Métropole portuaire, objet régalien
La gouvernance est avant tout un produit d’organisation hyper institutionnalisé pour que les pouvoirs publics conservent un contrôle certain sur le développement des activités des ports. Les organes de gestion et de décision sont principalement occupés par des hauts fonctionnaires d’État, désignés par la Présidence.

Au cours des dernières décennies, les métropoles et ports subsahariens ont « délégué » au secteur privé la responsabilité d’activités essentielles (eau, électricité, transports, etc.). Le port ne fait pas exception avec la systématisation des concessions sur les terminaux. De ces nouvelles relations partenariales entre les sphères publique et privée découlent des organisations managériales où les questions de représentativité et d’efficacité se posent de plus en plus. On parle même de culture performative. On cherche à disposer d’organes de gouvernance qui ne soient plus constitués que pour gérer des actifs régaliens mais bien pour développer sur le long terme des écosystèmes complexes concurrentiels.

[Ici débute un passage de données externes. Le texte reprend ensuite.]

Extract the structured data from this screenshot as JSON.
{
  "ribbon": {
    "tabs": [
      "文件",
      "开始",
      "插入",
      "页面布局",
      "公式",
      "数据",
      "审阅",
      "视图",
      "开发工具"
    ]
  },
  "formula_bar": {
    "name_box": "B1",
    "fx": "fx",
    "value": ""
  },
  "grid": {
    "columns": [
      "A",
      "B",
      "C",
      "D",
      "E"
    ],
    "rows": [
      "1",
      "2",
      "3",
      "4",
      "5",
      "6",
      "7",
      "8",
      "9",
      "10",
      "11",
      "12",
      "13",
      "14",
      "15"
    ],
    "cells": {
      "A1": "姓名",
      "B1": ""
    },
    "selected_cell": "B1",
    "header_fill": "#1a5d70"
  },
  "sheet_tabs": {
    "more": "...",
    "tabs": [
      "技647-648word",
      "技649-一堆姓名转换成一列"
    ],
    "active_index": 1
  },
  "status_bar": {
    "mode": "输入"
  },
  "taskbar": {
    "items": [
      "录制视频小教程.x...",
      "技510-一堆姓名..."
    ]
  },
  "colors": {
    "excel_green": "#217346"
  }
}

Les agglomérations portuaires demeurent en concurrence les unes avec les autres. La modernisation de la gouvernance passe par la capacité à agencer des relations pas seulement institutionnelles entre le port et la métropole. Cela constitue des leviers indispensables pour projeter des territoires peuplés de millions d’habitants et générant des dizaines de millions de tonnes de trafics nationaux et internationaux.

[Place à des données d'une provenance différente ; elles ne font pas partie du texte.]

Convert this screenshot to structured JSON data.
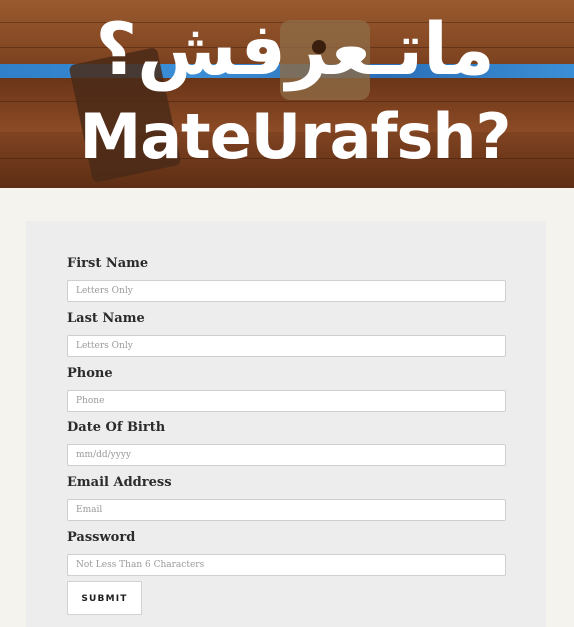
{
  "header": {
    "logo_arabic": "ماتـعرفش؟",
    "logo_english": "MateUrafsh?"
  },
  "form": {
    "fields": [
      {
        "label": "First Name",
        "placeholder": "Letters Only",
        "type": "text"
      },
      {
        "label": "Last Name",
        "placeholder": "Letters Only",
        "type": "text"
      },
      {
        "label": "Phone",
        "placeholder": "Phone",
        "type": "text"
      },
      {
        "label": "Date Of Birth",
        "placeholder": "mm/dd/yyyy",
        "type": "text"
      },
      {
        "label": "Email Address",
        "placeholder": "Email",
        "type": "text"
      },
      {
        "label": "Password",
        "placeholder": "Not Less Than 6 Characters",
        "type": "password"
      }
    ],
    "submit_label": "SUBMIT"
  }
}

Le compromis plutôt que le consensus
La principale innovation managériale pour gouverner les grands ensembles métropolito-portuaires africains réside dans l’usage et l’activation du compromis. Cette notion sociologique met au coeur du processus de gouverner des mots-clés comme négociation et conflit, règles et régulations ou encore la triangulaire accord-intérêt-justification. Le compromis doit être activé par les acteurs qui sont les représentants légitimes des parties prenantes (publiques et privées évidemment mais aussi de plus en plus sociétales et environnementales). Le tout doit concourir à un travail plus ouvert et approfondi de construction des décisions dans des organes de gestion élargis.
Cette innovation managériale ne doit pas être confondue avec la recherche permanente de consensus qui suggère une adhésion collective dans une logique d’ajustement des intérêts particuliers de chacun des garants de la gouvernance. Le compromis dans la gouvernance, c’est l’art de bien gérer son port en réussissant à bien travailler tous ensemble comme le résumait un cadre dirigeant du Port autonome d’Abidjan.
Le défi est de retrouver la juste ouverture aux représentants non publics et non institutionnels pour que la gouvernance devienne performative et dépasse les seuls objectifs de contrôle. Une gouvernance par le compromis suppose aussi d’inventer de nouvelles passerelles opérationnelles et stratégiques entre les structures portuaires et métropolitaines.

Un dialogue ouvert ne suffit plus. Il convient de repenser les modalités d’une gouvernance multipartite où les perspectives de croissance du port et celles de la ville puissent se conjuguer. Enfin, le changement des pratiques héritées et des mentalités installées demeure probablement la clé de voute du changement de paradigme pour une gouvernance métropolito-portuaire africaine plus inclusive et durable.